1. Em meados dos anos 90 conheci de perto o caso de um administrador de uma empresa importante cotada no mercado de capital. Num daqueles almoços de cativação de clientes empresariais relevantes, um quadro de topo do BES conseguiu convencer também esse administrador a fazer uma aplicação pessoal, da ordem de meio milhão de euros, num serviço de gestão discricionária.
Recordo ainda a cara de horror desse administrador quando passados uns tempos descobriu que tinha perdido cerca de 20% do capital investido e que lhe tinham aplicado o seu dinheiro em produtos financeiros ... do próprio GES / BES. Não é por acaso que me tenho lembrado deste caso nas ultimas semanas.

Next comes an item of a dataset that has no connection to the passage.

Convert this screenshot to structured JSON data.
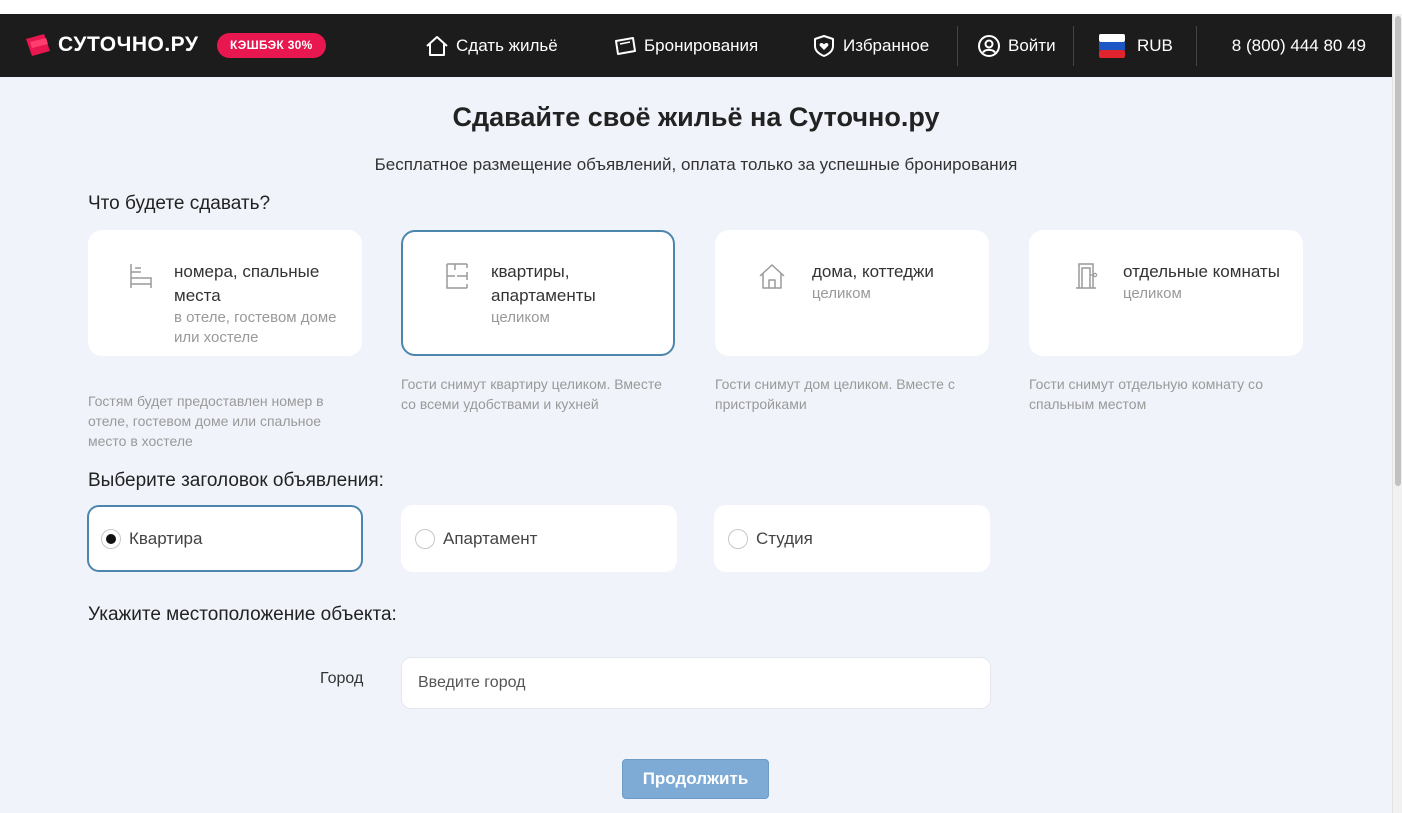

2. Há menos de três meses, o BES publicou e distribuiu o numero 37 do valorBES, a newsletter dos acionistas do BES, relativo ao mês de Maio de 2014, onde se faz uma análise ao exercício de 2013. O editorial é assinado por Ricardo Salgado, acompanhado da sua fotografia e assinatura. O tom laudatório do texto segue a retórica habitual desta literatura, mas algumas passagens soam hoje a uma profunda hipocrisia, escassas dezenas de dias depois de terem sido escritas. Por exemplo:
- A boa performance do Banco num índice de referencia mundial como é o Dow Jones Sustainability Index comprova que a estratégia de sustentabilidade é um elemento fundamental do modelo de negócio e da missão do Banco, refletindo uma gestão equilibrada e pautada por valores de solidez, rigor e transparência (itálicos da minha responsabilidade).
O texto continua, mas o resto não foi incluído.